E benché il motivo non era così chiaro, per ora quel ragionamento bastò per soprassedere e occuparsi di altro. La Parrocchia è impegnativa per chi vuole lavorare e il prete alla don Camillo desiderava migliorare ogni cosa, ammodernare l’ambiente e renderlo più funzionale. E fece una scoperta sensazionale: coloro che si mostravano amanti appassionati del progresso erano di quelli che si lagnavano di quei cambiamenti, in realtà vere migliorie. Chi poi si affliggeva della scarsità dei giovani negli ambienti parrocchiali erano quei parrocchiani che si lamentavano coi giovani di tutto quello che facevano, oltre che del prete, e pertanto con pindarico discernimento iniziavano a fare ciò che non competeva loro, bensì alla gioventù, togliendo loro ogni iniziativa. I ragazzi stanchi se ne andavano via e non erano invogliati neppure a riavvicinarsi agli ambienti, essendoci una siepe così folta da essere quasi impossibile da scavalcare.

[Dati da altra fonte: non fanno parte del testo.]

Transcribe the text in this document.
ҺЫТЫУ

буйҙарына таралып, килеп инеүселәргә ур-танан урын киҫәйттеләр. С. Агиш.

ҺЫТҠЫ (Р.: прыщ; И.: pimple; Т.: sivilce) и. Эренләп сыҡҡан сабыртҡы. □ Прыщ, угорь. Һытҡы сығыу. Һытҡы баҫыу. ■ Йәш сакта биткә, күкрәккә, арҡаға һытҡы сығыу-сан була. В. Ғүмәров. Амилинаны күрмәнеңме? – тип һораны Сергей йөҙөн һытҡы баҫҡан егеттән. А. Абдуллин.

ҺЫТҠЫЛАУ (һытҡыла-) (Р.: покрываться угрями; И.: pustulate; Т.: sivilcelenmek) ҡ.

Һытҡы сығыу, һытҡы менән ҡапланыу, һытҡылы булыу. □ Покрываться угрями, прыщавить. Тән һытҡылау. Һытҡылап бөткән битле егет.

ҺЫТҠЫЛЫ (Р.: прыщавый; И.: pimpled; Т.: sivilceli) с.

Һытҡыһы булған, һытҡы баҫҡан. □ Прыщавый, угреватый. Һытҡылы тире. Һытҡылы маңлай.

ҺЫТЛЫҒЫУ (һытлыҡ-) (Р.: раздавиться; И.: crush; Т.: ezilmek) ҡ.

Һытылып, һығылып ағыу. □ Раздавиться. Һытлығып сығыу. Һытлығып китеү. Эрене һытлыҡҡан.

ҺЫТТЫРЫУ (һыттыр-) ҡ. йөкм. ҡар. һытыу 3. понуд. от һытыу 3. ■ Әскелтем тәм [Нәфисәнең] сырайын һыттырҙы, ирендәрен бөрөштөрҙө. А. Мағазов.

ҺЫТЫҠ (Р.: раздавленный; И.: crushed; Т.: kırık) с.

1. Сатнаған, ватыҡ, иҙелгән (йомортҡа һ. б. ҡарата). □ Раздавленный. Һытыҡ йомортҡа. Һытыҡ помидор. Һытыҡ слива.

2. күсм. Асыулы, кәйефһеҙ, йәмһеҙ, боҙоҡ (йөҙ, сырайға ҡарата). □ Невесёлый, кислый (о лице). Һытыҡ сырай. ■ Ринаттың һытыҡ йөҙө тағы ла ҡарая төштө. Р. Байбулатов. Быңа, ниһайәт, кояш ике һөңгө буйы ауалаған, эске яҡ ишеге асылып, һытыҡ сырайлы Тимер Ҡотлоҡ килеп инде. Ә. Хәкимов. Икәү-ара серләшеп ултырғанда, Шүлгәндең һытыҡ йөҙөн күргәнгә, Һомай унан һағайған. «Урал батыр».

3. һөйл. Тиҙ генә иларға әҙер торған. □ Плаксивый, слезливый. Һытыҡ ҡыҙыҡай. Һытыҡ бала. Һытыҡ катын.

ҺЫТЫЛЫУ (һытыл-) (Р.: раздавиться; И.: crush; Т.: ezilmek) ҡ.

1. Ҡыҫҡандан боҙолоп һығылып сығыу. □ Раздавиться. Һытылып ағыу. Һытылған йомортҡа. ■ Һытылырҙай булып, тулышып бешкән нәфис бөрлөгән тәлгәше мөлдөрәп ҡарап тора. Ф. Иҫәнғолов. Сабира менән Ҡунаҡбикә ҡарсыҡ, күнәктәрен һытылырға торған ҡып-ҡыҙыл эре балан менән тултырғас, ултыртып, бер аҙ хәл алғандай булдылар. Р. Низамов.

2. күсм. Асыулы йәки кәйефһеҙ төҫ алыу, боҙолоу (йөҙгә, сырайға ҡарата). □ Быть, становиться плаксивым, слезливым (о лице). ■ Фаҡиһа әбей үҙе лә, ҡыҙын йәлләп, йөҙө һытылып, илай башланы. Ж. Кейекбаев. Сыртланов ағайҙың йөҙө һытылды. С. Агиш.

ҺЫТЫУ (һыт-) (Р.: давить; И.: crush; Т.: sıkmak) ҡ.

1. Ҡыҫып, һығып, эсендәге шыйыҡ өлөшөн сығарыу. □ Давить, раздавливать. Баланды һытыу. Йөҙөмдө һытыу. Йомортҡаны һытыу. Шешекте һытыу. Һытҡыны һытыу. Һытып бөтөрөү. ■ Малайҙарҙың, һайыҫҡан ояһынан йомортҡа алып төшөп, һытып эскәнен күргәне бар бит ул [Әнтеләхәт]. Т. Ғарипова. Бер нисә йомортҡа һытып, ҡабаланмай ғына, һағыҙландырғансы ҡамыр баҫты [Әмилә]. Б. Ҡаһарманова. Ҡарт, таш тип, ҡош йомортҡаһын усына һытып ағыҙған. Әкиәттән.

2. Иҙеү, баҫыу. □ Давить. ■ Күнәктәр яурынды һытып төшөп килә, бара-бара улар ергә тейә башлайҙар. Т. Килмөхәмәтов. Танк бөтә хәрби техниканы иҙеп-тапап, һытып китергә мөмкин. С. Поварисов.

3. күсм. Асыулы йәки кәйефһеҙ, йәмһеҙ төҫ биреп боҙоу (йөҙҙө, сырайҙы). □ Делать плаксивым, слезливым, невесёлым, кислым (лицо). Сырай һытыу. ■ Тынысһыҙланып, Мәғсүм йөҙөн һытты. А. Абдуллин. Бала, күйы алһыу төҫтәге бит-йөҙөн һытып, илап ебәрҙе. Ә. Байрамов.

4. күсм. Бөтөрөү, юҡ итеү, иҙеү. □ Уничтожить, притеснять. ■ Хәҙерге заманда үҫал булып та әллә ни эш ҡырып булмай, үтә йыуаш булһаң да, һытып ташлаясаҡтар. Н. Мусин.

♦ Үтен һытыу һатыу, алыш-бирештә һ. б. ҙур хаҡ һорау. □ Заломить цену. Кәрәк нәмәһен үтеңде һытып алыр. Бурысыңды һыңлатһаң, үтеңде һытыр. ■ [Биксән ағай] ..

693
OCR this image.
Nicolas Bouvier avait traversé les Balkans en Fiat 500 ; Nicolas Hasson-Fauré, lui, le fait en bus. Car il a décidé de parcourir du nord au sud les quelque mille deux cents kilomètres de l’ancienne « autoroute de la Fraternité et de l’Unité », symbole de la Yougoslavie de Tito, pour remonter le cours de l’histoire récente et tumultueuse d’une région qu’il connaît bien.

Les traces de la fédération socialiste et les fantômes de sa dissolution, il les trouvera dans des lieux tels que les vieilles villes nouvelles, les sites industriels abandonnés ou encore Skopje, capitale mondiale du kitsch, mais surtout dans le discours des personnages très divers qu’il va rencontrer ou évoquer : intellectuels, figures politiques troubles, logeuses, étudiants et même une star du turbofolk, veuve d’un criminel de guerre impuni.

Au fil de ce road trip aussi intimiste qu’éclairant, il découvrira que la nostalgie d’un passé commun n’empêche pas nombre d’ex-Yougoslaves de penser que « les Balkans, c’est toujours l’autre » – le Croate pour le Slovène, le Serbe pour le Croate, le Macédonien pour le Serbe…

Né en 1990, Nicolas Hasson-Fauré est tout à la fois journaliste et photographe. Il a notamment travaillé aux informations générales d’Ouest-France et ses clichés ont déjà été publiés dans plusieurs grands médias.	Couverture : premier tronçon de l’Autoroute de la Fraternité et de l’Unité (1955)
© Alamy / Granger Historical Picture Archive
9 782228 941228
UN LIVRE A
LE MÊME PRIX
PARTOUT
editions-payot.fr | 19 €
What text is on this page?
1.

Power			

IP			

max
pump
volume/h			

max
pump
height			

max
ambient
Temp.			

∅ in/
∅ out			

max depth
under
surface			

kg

Purtroppo don Augusto se ne accorse e, non essendo un abile giardiniere, potò un po’ troppo, come quando d’inverno, e lì in quel paese faceva un freddo vigliacco, gli dissero a una riunione giovanile, ma con presenza di persone di tarda età, che doveva impegnarsi per attirare i ragazzi a partecipare alla vita della comunità giovanile. Don Augusto aveva risposto con la filippica che i giovani dovevano avere i loro spazi e che gli adulti dovevano essere d’aiuto e non sostituirsi a loro nelle attività. I gusti odierni, inoltre, erano mutati rispetto ai loro ed era pertanto inutile proporre cose che in realtà non interessavano semplicemente più. Quello stramaledetto prete era convinto invece che l’unica novità che non passa è Gesù Cristo e quella cosa nuova lì voleva insegnare. Aveva così detto, ipsissima verba, che, rispetto a tutto ciò che si proponeva, più importante era il cammino di fede e che era un poco fragilina sul quel punto la gioventù a lui affidata e che quindi tale missione aveva assoluta priorità.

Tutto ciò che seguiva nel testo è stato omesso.